24 saat içinde müdahale edilmediği sürece sizin hayatınız tehlikede ise siz acilsinizdir. Bir organ kopması ya da bir ekstremite, kol, bacak, el yaralanmasında müdahale edilmediği sürece 24 saat içinde o uzvunuz zarar görecekse siz acilsinizdir. Bizim acilden anladığımız ve dünyanın da anladığı budur. Bu hastanın çoğunlukla seçme şansı yoktur ve bulunduğu hastanede bu hizmeti almalıdır. Eğer alamıyorsa da bulunduğu hastane başka bir hastaneden bu hizmeti alıncaya kadar hastayı stabilize etmeli yani mevcut durumunu korumalıdır. Bunun dışındaki durumlar acil kapsamında değildir. Yani siz acil diye hastaneye gittiniz ama bir aciliyetiniz yok. Böbrek taşı hassasiyeti ile hastaneye gittiniz burada acil olan dayanılmaz ağrıdır. Size ağrı kesiciniz yapıldı, böbrek taşı olduğu söylendi, artık aciliyetiniz bitti. Bu zamana kadar olan parayı ödemiyorsunuz. Ondan sonraki tedavi için üroloji uzmanına tedavi oluyor. Böbrek taşınız olduğu tespit ediliyor ve bir şekilde aciliyetinizin olmadığı söyleniyor ve ağrılarınız gideriliyor. O ana kadar yapılan masraflar SGK’dan az ya da çok karşılanır. Bu kısmı vatandaşı ilgilendiren bir konu değildir. Bu kısmın SGK’dan eksik alıyorsanız ya da alamıyorsanız hastaya kötü davranma ya da tedavisini yapmama yetkiniz yok. Olsa da böyle bir şeyi kullanmamanız gerek. Neticede siz de bir vatandaşsınız, siz de bir başka hastaneden bu hizmeti alacaksınız.

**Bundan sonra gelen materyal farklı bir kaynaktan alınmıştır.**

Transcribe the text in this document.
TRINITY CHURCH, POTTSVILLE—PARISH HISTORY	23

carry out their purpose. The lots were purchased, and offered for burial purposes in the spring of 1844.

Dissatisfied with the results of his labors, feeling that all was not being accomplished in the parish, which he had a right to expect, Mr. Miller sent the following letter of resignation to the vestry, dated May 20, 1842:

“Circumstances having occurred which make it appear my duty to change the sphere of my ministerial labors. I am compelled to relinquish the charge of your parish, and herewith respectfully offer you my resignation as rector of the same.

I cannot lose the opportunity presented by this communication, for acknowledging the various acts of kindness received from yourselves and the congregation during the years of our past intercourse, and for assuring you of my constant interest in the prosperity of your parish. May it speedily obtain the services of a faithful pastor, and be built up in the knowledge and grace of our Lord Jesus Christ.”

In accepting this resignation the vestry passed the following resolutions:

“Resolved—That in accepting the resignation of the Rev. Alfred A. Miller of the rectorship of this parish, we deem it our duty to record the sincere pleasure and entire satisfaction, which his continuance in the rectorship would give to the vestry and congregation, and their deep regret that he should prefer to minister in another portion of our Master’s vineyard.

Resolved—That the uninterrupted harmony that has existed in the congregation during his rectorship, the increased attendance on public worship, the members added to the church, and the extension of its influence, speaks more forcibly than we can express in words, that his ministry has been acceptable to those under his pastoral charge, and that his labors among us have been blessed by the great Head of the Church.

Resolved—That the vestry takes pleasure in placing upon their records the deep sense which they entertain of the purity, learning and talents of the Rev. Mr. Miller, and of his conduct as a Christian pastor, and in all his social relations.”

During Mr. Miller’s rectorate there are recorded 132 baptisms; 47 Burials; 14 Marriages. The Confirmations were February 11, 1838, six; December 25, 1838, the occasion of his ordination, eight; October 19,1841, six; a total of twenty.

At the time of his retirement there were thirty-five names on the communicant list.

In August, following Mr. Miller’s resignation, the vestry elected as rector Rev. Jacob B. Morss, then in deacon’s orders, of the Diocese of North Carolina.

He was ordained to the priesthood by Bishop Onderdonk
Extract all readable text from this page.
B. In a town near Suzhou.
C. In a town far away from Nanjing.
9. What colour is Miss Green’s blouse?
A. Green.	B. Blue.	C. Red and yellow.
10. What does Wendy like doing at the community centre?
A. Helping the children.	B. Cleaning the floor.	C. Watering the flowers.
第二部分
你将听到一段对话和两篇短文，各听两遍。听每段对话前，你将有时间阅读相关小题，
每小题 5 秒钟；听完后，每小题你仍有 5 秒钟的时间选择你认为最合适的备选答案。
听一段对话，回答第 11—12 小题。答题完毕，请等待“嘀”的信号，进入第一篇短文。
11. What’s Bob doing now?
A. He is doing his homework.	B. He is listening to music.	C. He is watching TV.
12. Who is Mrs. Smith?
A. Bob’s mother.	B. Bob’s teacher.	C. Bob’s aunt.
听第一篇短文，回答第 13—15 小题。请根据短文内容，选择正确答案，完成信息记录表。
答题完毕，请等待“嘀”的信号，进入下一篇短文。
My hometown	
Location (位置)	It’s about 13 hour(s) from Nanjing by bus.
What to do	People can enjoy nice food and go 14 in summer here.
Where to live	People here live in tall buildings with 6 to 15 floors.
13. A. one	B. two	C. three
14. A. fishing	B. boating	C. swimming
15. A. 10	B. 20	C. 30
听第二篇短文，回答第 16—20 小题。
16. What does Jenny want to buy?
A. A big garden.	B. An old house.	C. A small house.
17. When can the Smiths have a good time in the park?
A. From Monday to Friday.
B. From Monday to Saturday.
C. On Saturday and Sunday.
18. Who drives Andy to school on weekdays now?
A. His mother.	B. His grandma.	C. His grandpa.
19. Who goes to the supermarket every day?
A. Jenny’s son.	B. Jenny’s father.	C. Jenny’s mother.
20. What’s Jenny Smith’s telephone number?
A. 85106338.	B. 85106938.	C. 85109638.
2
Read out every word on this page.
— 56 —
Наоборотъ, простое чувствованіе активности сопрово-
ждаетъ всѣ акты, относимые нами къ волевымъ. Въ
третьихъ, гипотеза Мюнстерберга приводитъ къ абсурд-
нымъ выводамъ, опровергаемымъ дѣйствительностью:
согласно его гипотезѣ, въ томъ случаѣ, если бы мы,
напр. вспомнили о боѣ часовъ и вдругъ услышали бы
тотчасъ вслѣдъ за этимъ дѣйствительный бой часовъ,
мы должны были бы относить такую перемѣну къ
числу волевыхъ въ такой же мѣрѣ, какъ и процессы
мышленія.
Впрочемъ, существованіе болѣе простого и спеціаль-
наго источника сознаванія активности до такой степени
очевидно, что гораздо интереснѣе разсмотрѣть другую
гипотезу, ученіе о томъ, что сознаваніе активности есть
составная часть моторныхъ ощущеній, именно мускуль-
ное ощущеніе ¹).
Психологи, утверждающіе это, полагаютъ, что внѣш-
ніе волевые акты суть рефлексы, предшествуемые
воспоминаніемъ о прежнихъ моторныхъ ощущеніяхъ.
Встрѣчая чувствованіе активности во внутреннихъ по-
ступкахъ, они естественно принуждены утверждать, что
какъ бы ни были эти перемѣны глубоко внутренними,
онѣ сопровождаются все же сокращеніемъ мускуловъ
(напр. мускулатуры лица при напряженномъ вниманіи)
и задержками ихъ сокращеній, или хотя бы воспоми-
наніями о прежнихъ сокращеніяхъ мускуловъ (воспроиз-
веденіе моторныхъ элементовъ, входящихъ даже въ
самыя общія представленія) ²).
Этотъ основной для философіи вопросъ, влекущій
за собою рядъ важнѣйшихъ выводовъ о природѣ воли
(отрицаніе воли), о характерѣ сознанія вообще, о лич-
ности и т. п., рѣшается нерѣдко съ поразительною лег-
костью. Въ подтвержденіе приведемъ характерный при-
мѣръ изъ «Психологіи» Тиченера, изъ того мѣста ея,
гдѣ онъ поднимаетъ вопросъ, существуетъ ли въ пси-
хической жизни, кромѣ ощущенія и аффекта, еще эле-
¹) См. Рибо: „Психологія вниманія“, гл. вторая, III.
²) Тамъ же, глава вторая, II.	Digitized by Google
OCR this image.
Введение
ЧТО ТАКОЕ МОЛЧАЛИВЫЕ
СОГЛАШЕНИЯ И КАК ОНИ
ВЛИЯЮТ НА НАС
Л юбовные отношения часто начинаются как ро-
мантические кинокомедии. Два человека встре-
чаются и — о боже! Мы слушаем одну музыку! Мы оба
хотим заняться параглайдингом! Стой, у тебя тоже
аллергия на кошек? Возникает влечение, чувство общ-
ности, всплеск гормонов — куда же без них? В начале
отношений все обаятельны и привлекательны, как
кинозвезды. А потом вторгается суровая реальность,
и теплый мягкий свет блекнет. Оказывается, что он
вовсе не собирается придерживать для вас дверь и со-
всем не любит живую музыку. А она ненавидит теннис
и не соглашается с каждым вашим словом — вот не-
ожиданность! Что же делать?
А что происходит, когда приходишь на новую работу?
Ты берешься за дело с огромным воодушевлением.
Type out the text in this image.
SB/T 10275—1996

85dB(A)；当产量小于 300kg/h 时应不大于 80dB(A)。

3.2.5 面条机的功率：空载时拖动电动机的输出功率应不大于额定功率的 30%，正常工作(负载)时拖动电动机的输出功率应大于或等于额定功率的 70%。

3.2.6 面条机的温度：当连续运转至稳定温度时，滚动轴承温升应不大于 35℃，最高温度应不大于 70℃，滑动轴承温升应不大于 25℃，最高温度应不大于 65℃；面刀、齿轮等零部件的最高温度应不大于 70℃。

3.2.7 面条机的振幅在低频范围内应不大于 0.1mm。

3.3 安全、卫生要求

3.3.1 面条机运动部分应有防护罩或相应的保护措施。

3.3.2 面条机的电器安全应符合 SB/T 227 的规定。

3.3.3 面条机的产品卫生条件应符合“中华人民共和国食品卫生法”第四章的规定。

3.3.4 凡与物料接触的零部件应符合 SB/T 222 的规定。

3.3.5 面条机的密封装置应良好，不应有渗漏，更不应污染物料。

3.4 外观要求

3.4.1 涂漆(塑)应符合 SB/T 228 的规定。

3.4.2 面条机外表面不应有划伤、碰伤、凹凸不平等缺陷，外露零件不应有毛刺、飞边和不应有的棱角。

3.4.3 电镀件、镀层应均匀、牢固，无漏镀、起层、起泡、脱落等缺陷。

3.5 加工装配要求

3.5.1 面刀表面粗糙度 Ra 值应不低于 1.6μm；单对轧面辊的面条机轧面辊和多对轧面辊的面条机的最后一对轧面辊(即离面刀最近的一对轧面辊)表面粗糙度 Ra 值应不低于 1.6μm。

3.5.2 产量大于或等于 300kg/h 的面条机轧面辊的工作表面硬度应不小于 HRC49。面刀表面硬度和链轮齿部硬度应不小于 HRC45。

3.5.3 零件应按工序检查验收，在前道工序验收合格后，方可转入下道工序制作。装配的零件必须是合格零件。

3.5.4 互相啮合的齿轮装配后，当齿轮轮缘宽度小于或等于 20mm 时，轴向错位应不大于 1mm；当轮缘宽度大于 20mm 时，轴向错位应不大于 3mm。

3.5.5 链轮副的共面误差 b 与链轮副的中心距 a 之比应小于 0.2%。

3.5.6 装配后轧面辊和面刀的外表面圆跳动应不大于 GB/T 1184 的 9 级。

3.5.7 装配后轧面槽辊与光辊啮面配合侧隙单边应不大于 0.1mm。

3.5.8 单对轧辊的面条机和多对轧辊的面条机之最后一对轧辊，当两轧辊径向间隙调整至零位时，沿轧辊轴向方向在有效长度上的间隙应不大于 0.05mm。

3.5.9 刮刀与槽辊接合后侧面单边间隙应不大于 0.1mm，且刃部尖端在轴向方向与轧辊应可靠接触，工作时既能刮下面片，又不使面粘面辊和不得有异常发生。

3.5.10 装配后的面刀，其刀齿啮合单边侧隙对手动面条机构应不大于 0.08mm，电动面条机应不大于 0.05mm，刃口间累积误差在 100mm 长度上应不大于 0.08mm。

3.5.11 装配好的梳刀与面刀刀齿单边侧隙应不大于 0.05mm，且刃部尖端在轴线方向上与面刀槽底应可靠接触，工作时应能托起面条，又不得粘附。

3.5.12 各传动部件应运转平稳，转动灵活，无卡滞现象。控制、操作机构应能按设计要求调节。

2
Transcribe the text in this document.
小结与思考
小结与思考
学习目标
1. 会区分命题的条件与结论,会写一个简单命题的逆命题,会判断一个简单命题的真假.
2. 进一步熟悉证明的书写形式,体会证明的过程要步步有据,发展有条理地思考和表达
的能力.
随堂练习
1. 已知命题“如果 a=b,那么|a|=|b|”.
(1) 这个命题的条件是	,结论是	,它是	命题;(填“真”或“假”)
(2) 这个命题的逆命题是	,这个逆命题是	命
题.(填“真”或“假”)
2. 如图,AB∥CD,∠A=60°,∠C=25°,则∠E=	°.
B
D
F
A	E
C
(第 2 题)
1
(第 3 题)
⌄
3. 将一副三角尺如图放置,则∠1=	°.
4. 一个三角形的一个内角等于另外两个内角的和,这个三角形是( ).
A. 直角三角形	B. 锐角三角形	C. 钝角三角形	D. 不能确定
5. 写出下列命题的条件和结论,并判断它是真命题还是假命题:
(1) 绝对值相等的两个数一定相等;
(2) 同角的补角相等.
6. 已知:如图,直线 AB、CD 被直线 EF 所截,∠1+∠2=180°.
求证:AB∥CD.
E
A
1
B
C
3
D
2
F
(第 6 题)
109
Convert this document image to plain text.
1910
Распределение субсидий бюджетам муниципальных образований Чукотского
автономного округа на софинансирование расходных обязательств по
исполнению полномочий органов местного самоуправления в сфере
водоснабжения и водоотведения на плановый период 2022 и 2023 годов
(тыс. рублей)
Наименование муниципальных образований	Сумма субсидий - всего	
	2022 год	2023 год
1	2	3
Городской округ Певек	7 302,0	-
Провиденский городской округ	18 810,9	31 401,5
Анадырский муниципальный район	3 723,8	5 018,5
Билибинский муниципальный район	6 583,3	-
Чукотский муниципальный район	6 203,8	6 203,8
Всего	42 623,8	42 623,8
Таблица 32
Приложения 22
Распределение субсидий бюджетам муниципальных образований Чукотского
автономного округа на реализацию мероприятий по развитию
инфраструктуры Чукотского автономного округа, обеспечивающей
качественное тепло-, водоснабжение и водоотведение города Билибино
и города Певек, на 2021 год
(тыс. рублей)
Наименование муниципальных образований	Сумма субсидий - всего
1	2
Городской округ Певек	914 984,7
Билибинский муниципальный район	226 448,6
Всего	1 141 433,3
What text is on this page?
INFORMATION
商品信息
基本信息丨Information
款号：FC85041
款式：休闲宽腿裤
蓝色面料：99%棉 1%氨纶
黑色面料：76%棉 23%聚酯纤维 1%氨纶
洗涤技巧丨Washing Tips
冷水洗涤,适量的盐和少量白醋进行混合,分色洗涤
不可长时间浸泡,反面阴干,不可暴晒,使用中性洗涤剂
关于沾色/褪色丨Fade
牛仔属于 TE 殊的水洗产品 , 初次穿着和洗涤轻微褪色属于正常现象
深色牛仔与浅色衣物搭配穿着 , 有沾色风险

Aciliyet kısmı bittikten sonra eğer o hastanede kalmak istiyorsanız, bedellerini ödeyerek, üroloji doktoruna taş için tedaviyi ya da dahili tedaviyi yaptırırsınız.

Vatandaş ödemek istemiyorsa…
O zaman aciliyetiniz bittiğinde bir ya da iki günlük reçete yazılır ve sürecinizi başka bir hastanede devam ettirirsiniz.

Trafik kazası durumunda özel hastane acilleri ücretli mi? Söylediğiniz kadarı ile bizde acil kavramı da karışmış. Gerçek bir acilden bahsedelim. Bir trafik kazası geçiren bir kişi en yakın hastaneye özel de olsa gider, bu hastanede acil durumuna gelir ve o kişiden herhangi bir ücret alınmaz. Bu yoğun bakımda kaldığı bir gün de olur, iki gün de, üç gün de… Dördüncü günden itibaren siz SGK ile anlaşmalı ya da değil bir özel hastane olarak o kişiyi odaya çıkarıp hizmet vermeye devam ederseniz o parayı kişiden mi istiyorsunuz?
Burada bir muğlaklık var. Son zamanlarda ‘efendim o parayı da hastadan almayacaksınız’… Ben de size bir örnek vereyim: Bir yakınınız geldi, beyin damarlarında bir tıkanma var ve yoğun bakıma yattı. Solunumu düzene girdi ve siz yoğun bakımdan çıkardınız. Hasta bir fizik tedavi hastası ve yatarak tedavi görmesi gerekiyor. Üç ay fizik tedavisi görecek. Hasta acil kapısından girdi, yoğun bakımda yattı, üç ay hastanede fizik tedavi görecek. Fark ödeyecek mi, ödemeyecek mi? Ödeyecek tabi ki… Ödemediği takdirde 38 liralık günlük bir bedel ile bunu bir özel hastanenin sürdürmesinin imkanı var mı? Böyle bir durumda vatandaşla özel hastane karşı karşıya bırakılır mı? Bunun artık aciliyet neresinde kalmış.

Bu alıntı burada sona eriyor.